Let the point \(L\) represents the lighthouse, let at time \(t\) the light beam shines on the point \(A=A(t)\) on the shoreline, and let \(x=x(t)\) be the distance between \(A\) and \(P\text{.}\) Let \(\theta = \theta (t)\) be the measure in radians of \(\angle{PLA}\text{.}\) It is given that \(x=3\tan \theta\) and \(\ds \frac{d\theta }{dt} =8\pi\) radians/minute. The question is to find \(\ds \frac{dx}{dt}\) at the instant when \(x=1\text{.}\) First we note that \(\ds \frac{dx}{dt}=3\sec ^2\theta \frac{d\theta }{dt}\text{.}\) Secondly, at the instant when \(x=1\) we have that \(\ds \tan \theta =\frac{1}{3}\) which implies that \(\ds \cos \theta =\frac{3}{\sqrt{10}}\text{.}\) Hence, when shining on a point one kilometre away from \(P\text{,}\) the light beam moving along the shoreline at the rate of \(\ds \frac{80\pi }{3}\) km/min.

###### 36.

You are riding on a ferris wheel of diameter 20 metres. The wheel is rotating at 1 revolution per minute. How fast are you rising when you are at the point \(P\) in the Figure below, that is you are 6 metres horizontally away from the vertical line passing the centre of the wheel?

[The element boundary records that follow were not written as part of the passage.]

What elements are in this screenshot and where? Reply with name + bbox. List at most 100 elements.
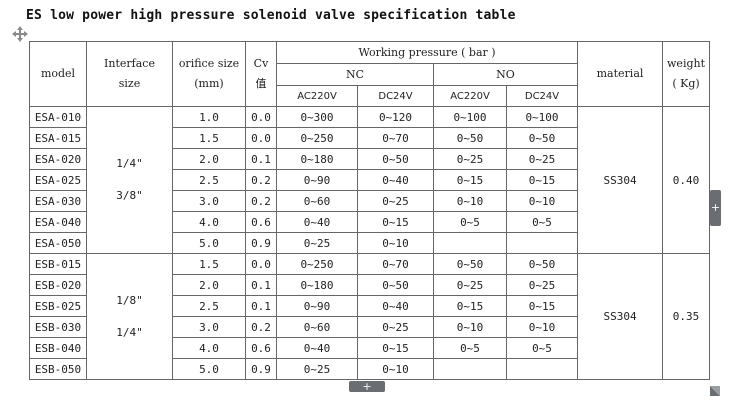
no-ac220v-cell: 0~50 [433,253,507,275]
no-ac220v-cell: 0~10 [433,316,507,338]
table-row: ESB-030 3.0 0.2 0~60 0~25 0~10 0~10 [29,316,710,338]
specification-table: model Interface size orifice size (mm) C… [29,41,711,380]
nc-dc24v-cell: 0~10 [357,358,434,380]
nc-ac220v-cell: 0~250 [276,127,358,149]
nc-ac220v-cell: 0~180 [276,274,358,296]
no-dc24v-cell: 0~100 [505,106,579,128]
nc-ac220v-cell: 0~40 [276,337,358,359]
header-cv: Cv 值 [245,41,277,107]
orifice-cell: 4.0 [172,337,246,359]
table-row: ESB-050 5.0 0.9 0~25 0~10 [29,358,710,380]
model-cell: ESA-040 [29,211,87,233]
header-nc-dc24v: DC24V [357,85,434,107]
orifice-cell: 1.5 [172,127,246,149]
header-weight: weight ( Kg) [662,41,711,107]
model-cell: ESA-050 [29,232,87,254]
nc-dc24v-cell: 0~70 [357,127,434,149]
model-cell: ESA-020 [29,148,87,170]
nc-ac220v-cell: 0~40 [276,211,358,233]
plus-icon: + [362,380,372,393]
no-dc24v-cell: 0~10 [505,316,579,338]
cv-cell: 0.2 [245,316,277,338]
no-dc24v-cell: 0~10 [505,190,579,212]
nc-ac220v-cell: 0~90 [276,295,358,317]
orifice-cell: 3.0 [172,190,246,212]
table-row: ESA-015 1.5 0.0 0~250 0~70 0~50 0~50 [29,127,710,149]
header-no-dc24v: DC24V [505,85,579,107]
table-row: ESB-025 2.5 0.1 0~90 0~40 0~15 0~15 [29,295,710,317]
model-cell: ESB-030 [29,316,87,338]
nc-dc24v-cell: 0~70 [357,253,434,275]
orifice-cell: 1.5 [172,253,246,275]
model-cell: ESB-050 [29,358,87,380]
no-ac220v-cell: 0~5 [433,337,507,359]
nc-dc24v-cell: 0~25 [357,190,434,212]
cv-cell: 0.6 [245,337,277,359]
orifice-cell: 5.0 [172,232,246,254]
interface-size-value: 3/8" [116,189,143,202]
header-interface-size: Interface size [86,41,173,107]
no-ac220v-cell: 0~15 [433,295,507,317]
nc-dc24v-cell: 0~120 [357,106,434,128]
cv-cell: 0.6 [245,211,277,233]
cv-cell: 0.1 [245,148,277,170]
model-cell: ESA-015 [29,127,87,149]
no-ac220v-cell: 0~50 [433,127,507,149]
model-cell: ESB-015 [29,253,87,275]
no-ac220v-cell: 0~15 [433,169,507,191]
plus-icon: + [710,201,721,214]
nc-dc24v-cell: 0~15 [357,211,434,233]
page-title: ES low power high pressure solenoid valv… [26,8,516,23]
header-orifice-line1: orifice size [178,57,240,70]
header-nc: NC [276,63,434,86]
nc-ac220v-cell: 0~60 [276,190,358,212]
table-row: ESA-040 4.0 0.6 0~40 0~15 0~5 0~5 [29,211,710,233]
cv-cell: 0.0 [245,253,277,275]
no-ac220v-cell [433,358,507,380]
header-weight-line1: weight [667,57,706,70]
model-cell: ESB-025 [29,295,87,317]
orifice-cell: 4.0 [172,211,246,233]
orifice-cell: 2.0 [172,148,246,170]
no-dc24v-cell: 0~15 [505,169,579,191]
no-dc24v-cell [505,232,579,254]
no-dc24v-cell [505,358,579,380]
interface-size-value: 1/8" [116,293,143,307]
cv-cell: 0.2 [245,190,277,212]
nc-dc24v-cell: 0~40 [357,295,434,317]
nc-dc24v-cell: 0~50 [357,274,434,296]
nc-ac220v-cell: 0~90 [276,169,358,191]
model-cell: ESA-025 [29,169,87,191]
table-row: ESA-025 2.5 0.2 0~90 0~40 0~15 0~15 [29,169,710,191]
cv-cell: 0.9 [245,232,277,254]
resize-corner-icon[interactable] [710,381,720,396]
nc-dc24v-cell: 0~25 [357,316,434,338]
no-dc24v-cell: 0~50 [505,253,579,275]
nc-dc24v-cell: 0~15 [357,337,434,359]
orifice-cell: 2.0 [172,274,246,296]
model-cell: ESB-040 [29,337,87,359]
orifice-cell: 2.5 [172,169,246,191]
cv-cell: 0.9 [245,358,277,380]
interface-size-value: 1/4" [116,157,143,170]
no-ac220v-cell: 0~100 [433,106,507,128]
cv-cell: 0.1 [245,295,277,317]
cv-cell: 0.0 [245,106,277,128]
no-dc24v-cell: 0~25 [505,148,579,170]
no-dc24v-cell: 0~5 [505,337,579,359]
side-expand-button[interactable]: + [710,190,721,226]
orifice-cell: 1.0 [172,106,246,128]
bottom-expand-button[interactable]: + [349,381,385,392]
nc-ac220v-cell: 0~300 [276,106,358,128]
table-row: ESA-020 2.0 0.1 0~180 0~50 0~25 0~25 [29,148,710,170]
no-dc24v-cell: 0~25 [505,274,579,296]
header-no-ac220v: AC220V [433,85,507,107]
table-row: ESB-020 2.0 0.1 0~180 0~50 0~25 0~25 [29,274,710,296]
nc-dc24v-cell: 0~40 [357,169,434,191]
header-orifice-size: orifice size (mm) [172,41,246,107]
header-interface-line1: Interface [104,57,155,70]
weight-cell: 0.40 [662,106,711,254]
move-arrows-icon[interactable] [12,26,28,42]
no-ac220v-cell: 0~5 [433,211,507,233]
orifice-cell: 2.5 [172,295,246,317]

Let \(x = x(t)\) be the horizontal and let \(y = y(t)\) be the vertical distance of the rider from the centre of the Ferris wheel (in metres). From the relationship \(y=10\cos \theta\) it follows that \(\ds \frac{dy}{dt}=-10\sin \theta \cdot \frac{d\theta}{dt}\text{.}\) When \(x=6\) m then \(\ds \sin \theta =\frac{3}{5}\text{.}\) Therefore, \(\ds \left.\frac{dy}{dt}\right|_{x=6}=12\) m/sec.

###### 37.

The Figure below shows a rotating wheel with radius \(40\) cm and a connecting rod \(AP\) with length \(1.2\) m. The pin \(P\) slides back and forth along the \(x\)-axis as the wheel rotates counterclockwise at a rate of \(360\) revolutions per minute.

Find the angular velocity of the connecting rod, \(\frac{d\alpha}{dt}\text{,}\) in radians per second, when \(\theta=\frac{\pi}{3}\text{.}\)

Express the distance \(x=|OP|\) in terms of \(\theta\text{.}\)

Find an expression for the velocity of the pin \(P\) in terms of \(\theta\text{.}\)

\(\frac{12\pi}{\sqrt{33}}\) rad/sec.

\(x=40(\cos \theta+\sqrt{8+\cos \theta})\text{.}\)

\(\ds -40\left(1+\frac{\cos \theta}{\sqrt{8+\cos^2\theta}}\right)\cdot \sin\theta\) rad/sec.

Observe that \(\ds \frac{d\theta}{dt}=12\pi\) rad/sec. Using the Law of Sines we find that \(3\sin \alpha =\sin \theta\text{.}\) Hence \(\ds 3\cos \alpha \cdot \frac{d\alpha}{dt}= \cos \theta \cdot \frac{d\theta}{dt}\text{.}\) If \(\ds \theta =\frac{\pi}{3}\) then \(\ds \sin\alpha =\frac{\sqrt{3}}{6}\) and \(\ds \left.\frac{d\alpha}{dt}\right|_{\theta=\frac{\pi}{3}}=\frac{12\pi}{\sqrt{33}}\) rad/sec.

By the Law of Cosines \(120^2=x^2+40^2-80x\cos\theta\text{.}\) It follows that \(x=40(\cos \theta+\sqrt{8+\cos \theta})\text{.}\)

\(\ds \frac{dx}{dt}=-40\left(1+\frac{\cos \theta}{\sqrt{8+\cos^2\theta}}\right)\cdot \sin\theta\) rad/sec.